"I am now about to describe the manufacture of the bow and arrow the weapon upon which the Indians and many other nations depend to procure the food supply and which played such an important part in the history of the English our ancestors, or rather to tell how they may bee constructed from local material and used as a pleasant out door sport.
"Yew and Lancewood are undoubtebly the best wood for bow but osage orange, white ash, hickory, apple tree and cedar all of which grow in this locality will make very good bows. The wood should be winter cut and well seasoned and the bow should be made from that part of the tree where the heart wood joins the sap wood. There were many kinds of bows used by different tribes some of horn, some of bone some of wood backed with sinew and some compound but I will tell how an effective bow might be made with a moderate expenditure of labor.
"The bow should be made of straight grained wood with a straight part in the middle while the ends should be shaved down evenly untill they are of the proper strength. The Indians used sinew for the bow string but braided linen will do just as well. The indians oiled their bows to protect them from moisture as well as to render them more elastic, a fact which may be used to advantage by people owning bows.

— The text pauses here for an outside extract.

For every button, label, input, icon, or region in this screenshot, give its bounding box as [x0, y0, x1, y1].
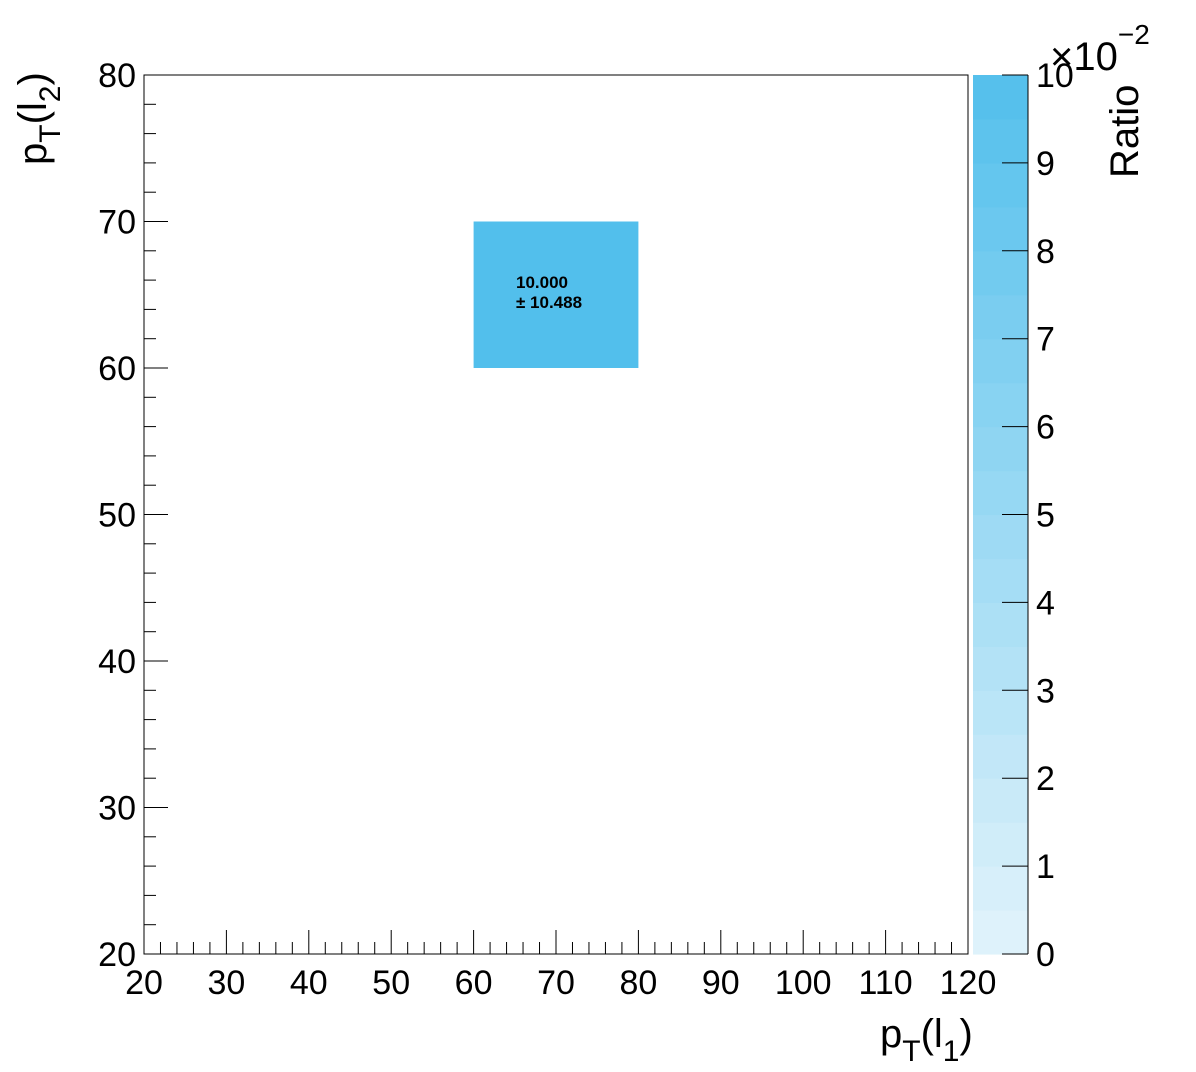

"The arrows may be made of well seasoned white pine, cedar, ash or hickory split out of straight grained pieces and planed round and smooth. The Indians used bone or siliceous stone to make the arrow heads but hoop iron is better or the arrows ends may be hardened in a fire. The arrows should have half of three wing feathers (all left or all right) fastened lengthwise at the back end of the arrow to make them go straight unless the head is extry heavy which would answer the same purpose. The notch in the back end of the arrow is called the nock and it may be easily made with a saw.
"When the glue dries that has been used in fastening the feathers there will be a good outfit from which much ammusement may be had shooting at sparrows and targets."
We don't know whether Charlie Bullis ever made his own bow and arrow, but his directions earned a "good" comment from his teacher (along with numerous spelling corrections). As readers, we also give him a "good" because we gained a greater appreciation for our ancestors skills and abilities to produce useful tools with native materials.